As per the PIL, the cement companies have manipulated all records to continue to exploit the limestone, the raw material for cement production. The case is coming up for hearing next Friday, MAA’s counsel and senior Supreme Court advocate R Venkataraman told The Shillong Times here on Wednesday.
“Caves are the unique creation of nature and integral to environment and human-animal-plant existence. Their destructions will result in un-assessable loss to the humanity and will certainly lead to a catastrophe, the implication of which would be immeasurable,” the petition had said.
Meanwhile, MAA president Brian Daly Khyriem refused to comment on the Supreme Court verdict saying that he would have to discuss the matter with his lawyer first.
It takes 15-20 million years to form a natural cave. Meghalaya is reported to have thousands of caves and most of which have remained unexplored and many of them are unique in nature.
The longest and deepest, perhaps the world’s largest, caves exist only in Meghalaya, the petitioner said adding their destruction would lead to irreparable damage not only to the State but also to the entire humanity.
PIL dismissal hailed
Meanwhile, the Khliehriat Subdivision Coal Miners’ and Welfare Association (KSDCMWA), which supported the government stand in favour of limestone mining, has welcomed the dismissal of the PIL of the Meghalaya Adventurers Association and allowing commercial activities in the area.
Talking to The Shillong Times after the verdict SL Khyriem, adviser of the association, said this would save livelihood of lakhs of poor miners and their family members. Lakhs of poor people depend on such mining activities and are also sensitive to their local environment, Khyriem said.
Exploration and utilization of natural mineral resources are done all over the world to sustain development, Khyriem said.
“Just in the name of environment one cannot stop the meagre earning of the local tribals,” he said.

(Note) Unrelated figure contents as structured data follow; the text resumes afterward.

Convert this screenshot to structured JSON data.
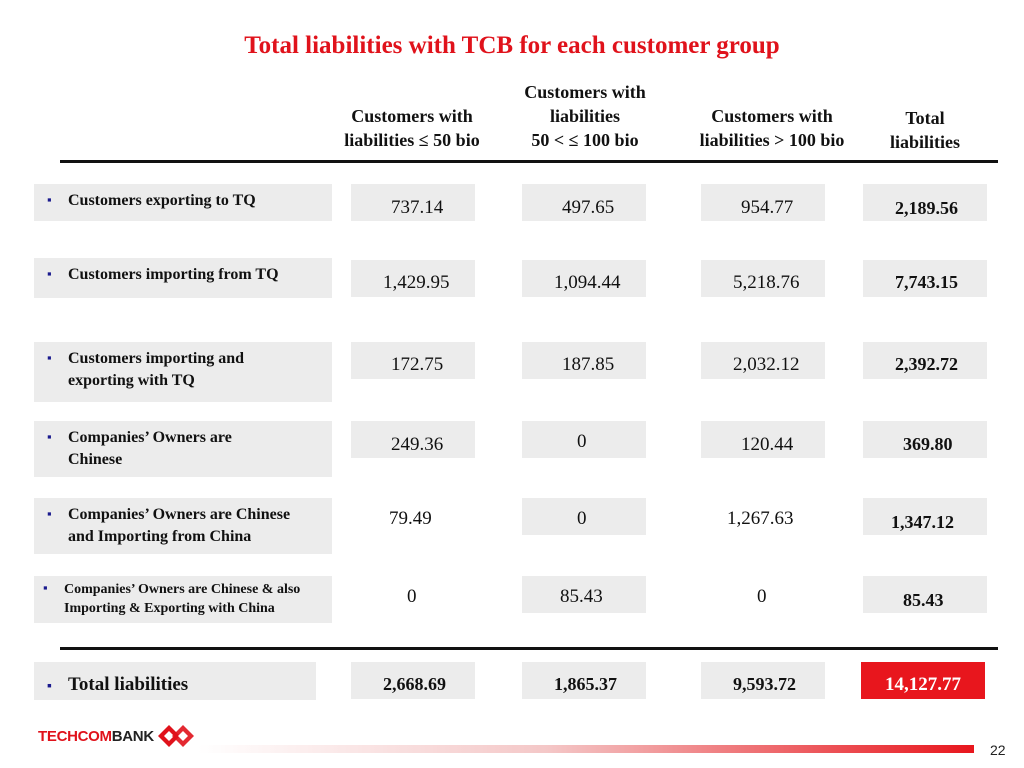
{
  "title": "Total liabilities with TCB for each customer group",
  "headers": {
    "col1": [
      "Customers with",
      "liabilities ≤ 50 bio"
    ],
    "col2": [
      "Customers with",
      "liabilities",
      "50 < ≤ 100 bio"
    ],
    "col3": [
      "Customers with",
      "liabilities > 100 bio"
    ],
    "col4": [
      "Total",
      "liabilities"
    ]
  },
  "rows": [
    {
      "label": [
        "Customers exporting to TQ"
      ],
      "values": [
        "737.14",
        "497.65",
        "954.77",
        "2,189.56"
      ]
    },
    {
      "label": [
        "Customers importing from TQ"
      ],
      "values": [
        "1,429.95",
        "1,094.44",
        "5,218.76",
        "7,743.15"
      ]
    },
    {
      "label": [
        "Customers importing and",
        "exporting with TQ"
      ],
      "values": [
        "172.75",
        "187.85",
        "2,032.12",
        "2,392.72"
      ]
    },
    {
      "label": [
        "Companies’ Owners are",
        "Chinese"
      ],
      "values": [
        "249.36",
        "0",
        "120.44",
        "369.80"
      ]
    },
    {
      "label": [
        "Companies’ Owners are Chinese",
        "and Importing from China"
      ],
      "values": [
        "79.49",
        "0",
        "1,267.63",
        "1,347.12"
      ]
    },
    {
      "label": [
        "Companies’ Owners are Chinese & also",
        "Importing & Exporting with China"
      ],
      "values": [
        "0",
        "85.43",
        "0",
        "85.43"
      ]
    }
  ],
  "total_row": {
    "label": "Total liabilities",
    "values": [
      "2,668.69",
      "1,865.37",
      "9,593.72",
      "14,127.77"
    ]
  },
  "footer": {
    "logo_text_red": "TECHCOM",
    "logo_text_dark": "BANK",
    "page_number": "22"
  },
  "colors": {
    "accent_red": "#e0121b",
    "cell_gray": "#ececec",
    "total_highlight": "#e8161d",
    "bullet": "#1a1a8e"
  },
  "bullet_symbol": "▪"
}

Balios Swer, the secretary of the association also welcomed the apex court verdict. This ended a suspense going on since 2006, he said.
Need to balance preservation, progress: Governor
The Shillong Times 02-09-10
By Our Reporter
Shillong: Governor RS Mooshahary has stressed on the importance of maintaining a “balance” between progress and preservation.
“There is a need to adopt scientific methods of mining while extracting various minerals” Mooshahary said while inaugurating the 4th CMS Vatavaran – Environment and Wildlife Travelling Film Festival and Environment Forum – at the U Soso Tham auditorium on Wednesday.
He observed that the present way of mining is “absolutely hazardous” which would ultimately lead to degradation of the environment.
Mooshahary, however, linked the Naxalite movement with the gross exploitation of the environment and termed the Maoist struggle as a “mutiny in agony”.
“People felt deprived of their livelihood with the gross exploitation of their resources forcing them to wage war against the Indian government,” the Governor said.
Mooshahary also expressed deep regret over the failure to regenerate medicinal plants in the State in spite of having one of the best traditional healers.
He said, “Medicinal plants are of extreme importance. We therefore need to learn the art of preserving and regenerating these medicinal plants”.
Meanwhile, he said that Shillong occupies the 14th spot amongst the cleanest cities in the country.
“If we can learn a lesson or two from the people of Asia’s cleanest village Mawlynnong, we can definitely become the cleanest city,” he exhorted.
On the occasion, local environmentalists Sorendro Khongsit and Brian Kharpran, film makers Shilpi Sharma and Raphael Warjri were felicitated.
The film festival will feature over 30 award-winning environment and wildlife films.